Resistance Driven by Old Habits

As discussed in the post on Guiding Abstractions habits are basically well-learned solutions to recurrent behavioral situations.  They allow efficiency and free advanced thinking to consider new issues.  So, they are useful.  But, they get in the way of change.  Fortunately, they are not a major impediment to change.  For the most part it is simply necessary to give time for new habits to be formed.

If old habits are tied to beliefs or personality then change may be more difficult.  But it is the belief or the personality issue which makes them hard to change.

We change habits frequently.  If roads change between home and work we adapt to a new way of getting between the two.  For a little while we need to spend more time thinking about where we are going, but in relatively short order this passes.  If a habit is complex – like a golf swing for example – then a habit can be harder to change.  Also, the closer the new situation is to the situation which produced the old habit the more difficult it is to change the habit.  This is why changing a golf swing takes some time.  The goal is still the same – to hit the golf ball.  And the activity may be nearly identical.  So there is a tendency to drop into the old habit.

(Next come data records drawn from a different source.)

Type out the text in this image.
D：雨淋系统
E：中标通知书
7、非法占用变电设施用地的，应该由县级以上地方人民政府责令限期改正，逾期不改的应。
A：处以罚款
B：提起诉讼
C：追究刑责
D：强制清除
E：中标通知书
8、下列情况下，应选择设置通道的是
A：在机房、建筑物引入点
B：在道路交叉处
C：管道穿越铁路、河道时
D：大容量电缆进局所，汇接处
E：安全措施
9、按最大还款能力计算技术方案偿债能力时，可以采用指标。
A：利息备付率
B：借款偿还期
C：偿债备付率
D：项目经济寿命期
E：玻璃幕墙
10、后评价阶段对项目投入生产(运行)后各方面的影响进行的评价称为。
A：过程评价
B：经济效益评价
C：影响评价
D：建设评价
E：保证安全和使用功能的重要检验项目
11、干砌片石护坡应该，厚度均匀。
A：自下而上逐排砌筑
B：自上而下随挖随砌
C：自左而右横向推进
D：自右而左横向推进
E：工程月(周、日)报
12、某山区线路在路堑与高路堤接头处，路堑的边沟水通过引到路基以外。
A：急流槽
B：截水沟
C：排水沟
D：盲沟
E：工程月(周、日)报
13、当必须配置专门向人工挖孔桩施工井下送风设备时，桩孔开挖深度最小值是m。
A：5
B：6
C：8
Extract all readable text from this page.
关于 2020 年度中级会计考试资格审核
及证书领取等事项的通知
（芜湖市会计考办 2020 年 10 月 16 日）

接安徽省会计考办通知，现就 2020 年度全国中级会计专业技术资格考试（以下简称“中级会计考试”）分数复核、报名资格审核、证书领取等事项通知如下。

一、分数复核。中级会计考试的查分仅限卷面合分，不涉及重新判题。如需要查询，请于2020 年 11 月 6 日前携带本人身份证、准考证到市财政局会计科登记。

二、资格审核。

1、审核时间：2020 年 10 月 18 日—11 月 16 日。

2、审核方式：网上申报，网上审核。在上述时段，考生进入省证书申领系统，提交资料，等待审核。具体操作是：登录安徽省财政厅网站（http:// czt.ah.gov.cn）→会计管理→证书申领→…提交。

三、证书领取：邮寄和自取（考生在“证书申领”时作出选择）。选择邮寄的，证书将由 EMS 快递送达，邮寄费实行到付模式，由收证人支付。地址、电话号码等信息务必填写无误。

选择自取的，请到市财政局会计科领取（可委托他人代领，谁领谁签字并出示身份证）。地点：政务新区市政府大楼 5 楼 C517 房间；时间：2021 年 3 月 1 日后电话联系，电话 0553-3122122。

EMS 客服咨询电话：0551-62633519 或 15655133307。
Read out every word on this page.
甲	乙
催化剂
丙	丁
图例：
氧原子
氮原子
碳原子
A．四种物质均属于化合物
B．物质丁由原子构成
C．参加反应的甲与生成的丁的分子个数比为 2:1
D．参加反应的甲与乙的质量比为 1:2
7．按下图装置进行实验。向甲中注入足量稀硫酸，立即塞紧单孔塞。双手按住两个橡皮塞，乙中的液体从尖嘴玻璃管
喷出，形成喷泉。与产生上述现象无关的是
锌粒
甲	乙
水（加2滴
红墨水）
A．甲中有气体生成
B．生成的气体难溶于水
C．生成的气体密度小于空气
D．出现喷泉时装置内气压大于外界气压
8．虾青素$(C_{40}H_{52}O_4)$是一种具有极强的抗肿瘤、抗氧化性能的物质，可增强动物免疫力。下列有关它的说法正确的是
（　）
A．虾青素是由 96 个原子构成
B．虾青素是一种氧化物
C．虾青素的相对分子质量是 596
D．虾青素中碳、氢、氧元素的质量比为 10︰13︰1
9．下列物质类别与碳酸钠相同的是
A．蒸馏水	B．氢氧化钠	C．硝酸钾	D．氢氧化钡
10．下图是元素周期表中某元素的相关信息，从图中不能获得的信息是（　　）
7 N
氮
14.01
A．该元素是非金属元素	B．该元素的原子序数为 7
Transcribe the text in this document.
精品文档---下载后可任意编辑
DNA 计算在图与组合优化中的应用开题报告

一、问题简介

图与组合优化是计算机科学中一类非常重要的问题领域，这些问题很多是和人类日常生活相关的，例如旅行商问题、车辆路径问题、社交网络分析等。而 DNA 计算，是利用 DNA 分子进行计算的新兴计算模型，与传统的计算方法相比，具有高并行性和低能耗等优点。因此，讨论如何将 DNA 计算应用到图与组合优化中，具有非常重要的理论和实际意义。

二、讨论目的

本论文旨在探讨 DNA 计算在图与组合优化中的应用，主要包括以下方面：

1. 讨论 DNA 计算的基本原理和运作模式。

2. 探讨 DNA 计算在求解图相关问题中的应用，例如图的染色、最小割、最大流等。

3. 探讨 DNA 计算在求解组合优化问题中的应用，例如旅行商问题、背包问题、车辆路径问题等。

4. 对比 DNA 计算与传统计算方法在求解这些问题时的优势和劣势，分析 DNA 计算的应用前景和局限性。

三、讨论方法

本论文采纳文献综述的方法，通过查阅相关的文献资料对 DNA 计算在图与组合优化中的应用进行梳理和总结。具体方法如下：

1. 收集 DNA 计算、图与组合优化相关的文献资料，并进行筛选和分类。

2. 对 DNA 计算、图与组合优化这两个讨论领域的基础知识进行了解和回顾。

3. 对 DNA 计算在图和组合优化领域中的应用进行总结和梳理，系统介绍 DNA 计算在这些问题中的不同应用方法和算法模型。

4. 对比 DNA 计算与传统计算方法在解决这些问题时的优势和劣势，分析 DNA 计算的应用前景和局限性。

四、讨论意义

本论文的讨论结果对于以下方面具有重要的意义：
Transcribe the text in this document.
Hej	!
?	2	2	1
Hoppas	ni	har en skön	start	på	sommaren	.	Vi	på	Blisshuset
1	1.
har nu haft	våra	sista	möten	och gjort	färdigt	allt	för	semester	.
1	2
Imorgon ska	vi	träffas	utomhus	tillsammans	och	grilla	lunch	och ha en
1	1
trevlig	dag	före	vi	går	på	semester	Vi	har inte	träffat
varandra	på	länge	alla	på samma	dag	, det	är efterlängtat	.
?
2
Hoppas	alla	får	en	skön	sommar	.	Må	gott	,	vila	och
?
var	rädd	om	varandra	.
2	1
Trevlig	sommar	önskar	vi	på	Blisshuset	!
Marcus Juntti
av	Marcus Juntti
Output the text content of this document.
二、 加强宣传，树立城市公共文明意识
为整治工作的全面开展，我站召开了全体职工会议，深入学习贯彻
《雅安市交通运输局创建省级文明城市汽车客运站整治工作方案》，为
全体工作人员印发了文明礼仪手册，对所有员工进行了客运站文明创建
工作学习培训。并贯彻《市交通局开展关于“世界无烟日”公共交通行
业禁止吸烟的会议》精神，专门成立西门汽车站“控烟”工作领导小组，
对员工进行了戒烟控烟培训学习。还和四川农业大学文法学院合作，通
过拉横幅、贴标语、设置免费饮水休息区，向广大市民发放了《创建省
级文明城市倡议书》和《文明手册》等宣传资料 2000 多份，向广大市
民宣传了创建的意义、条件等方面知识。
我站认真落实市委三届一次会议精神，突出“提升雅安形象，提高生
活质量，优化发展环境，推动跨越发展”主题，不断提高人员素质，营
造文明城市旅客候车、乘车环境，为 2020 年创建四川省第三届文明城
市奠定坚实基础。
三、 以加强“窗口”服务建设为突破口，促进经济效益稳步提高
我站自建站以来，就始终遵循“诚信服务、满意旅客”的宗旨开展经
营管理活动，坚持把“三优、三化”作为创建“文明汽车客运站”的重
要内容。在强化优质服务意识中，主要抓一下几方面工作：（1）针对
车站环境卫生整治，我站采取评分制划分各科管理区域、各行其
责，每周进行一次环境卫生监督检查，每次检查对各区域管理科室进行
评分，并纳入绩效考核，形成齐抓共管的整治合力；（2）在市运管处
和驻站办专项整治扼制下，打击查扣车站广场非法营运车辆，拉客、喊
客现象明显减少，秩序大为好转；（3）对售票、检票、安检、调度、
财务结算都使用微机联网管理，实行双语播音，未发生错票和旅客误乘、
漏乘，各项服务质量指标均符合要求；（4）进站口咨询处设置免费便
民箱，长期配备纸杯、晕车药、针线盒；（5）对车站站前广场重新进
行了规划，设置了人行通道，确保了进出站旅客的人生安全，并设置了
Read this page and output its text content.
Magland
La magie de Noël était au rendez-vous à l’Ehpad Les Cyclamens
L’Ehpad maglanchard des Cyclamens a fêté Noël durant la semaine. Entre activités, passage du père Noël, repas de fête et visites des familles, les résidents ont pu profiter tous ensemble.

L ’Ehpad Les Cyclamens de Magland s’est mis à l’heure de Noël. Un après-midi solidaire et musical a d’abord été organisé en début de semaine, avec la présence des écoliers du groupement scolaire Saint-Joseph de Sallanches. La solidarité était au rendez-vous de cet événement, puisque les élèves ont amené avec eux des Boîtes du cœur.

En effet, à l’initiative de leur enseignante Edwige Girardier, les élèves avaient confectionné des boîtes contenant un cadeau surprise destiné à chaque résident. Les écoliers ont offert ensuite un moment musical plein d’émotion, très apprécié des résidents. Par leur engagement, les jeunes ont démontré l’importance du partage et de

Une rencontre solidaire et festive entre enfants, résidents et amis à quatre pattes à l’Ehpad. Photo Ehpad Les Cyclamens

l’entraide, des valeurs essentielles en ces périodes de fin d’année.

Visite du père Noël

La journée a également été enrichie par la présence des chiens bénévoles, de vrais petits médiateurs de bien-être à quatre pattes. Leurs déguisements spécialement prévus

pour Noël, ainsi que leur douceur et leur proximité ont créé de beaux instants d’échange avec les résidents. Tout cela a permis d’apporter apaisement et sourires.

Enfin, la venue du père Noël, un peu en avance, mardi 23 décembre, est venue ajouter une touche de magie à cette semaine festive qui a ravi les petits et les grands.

If a situation is truly new and there is no way to go back (likely learning to drive the new car you just purchased) then new habits are formed rather quickly – from a few to a few dozen exposures to the situation.  However, if a situation is only subtly different from the past and it is possible to go back to the old way then it may take weeks or longer for a new habit to become fully developed.

If an organization is changing and wishes to have its personnel change to new systems then some time must be allowed for new habits to be learned.  During the time of forming the new habits productivity will fall because new behavior requires more thinking and there are more errors.  This is normal behavior for forming new habits.

If personnel don’t feel this normal reduction in productivity is being allowed then there will be resistance to change on this basis.  Good management will look at the nature of change being required, allow variability in the rate that individual staff form new habits, and then allow adequate system time for new behaviors to be set in place.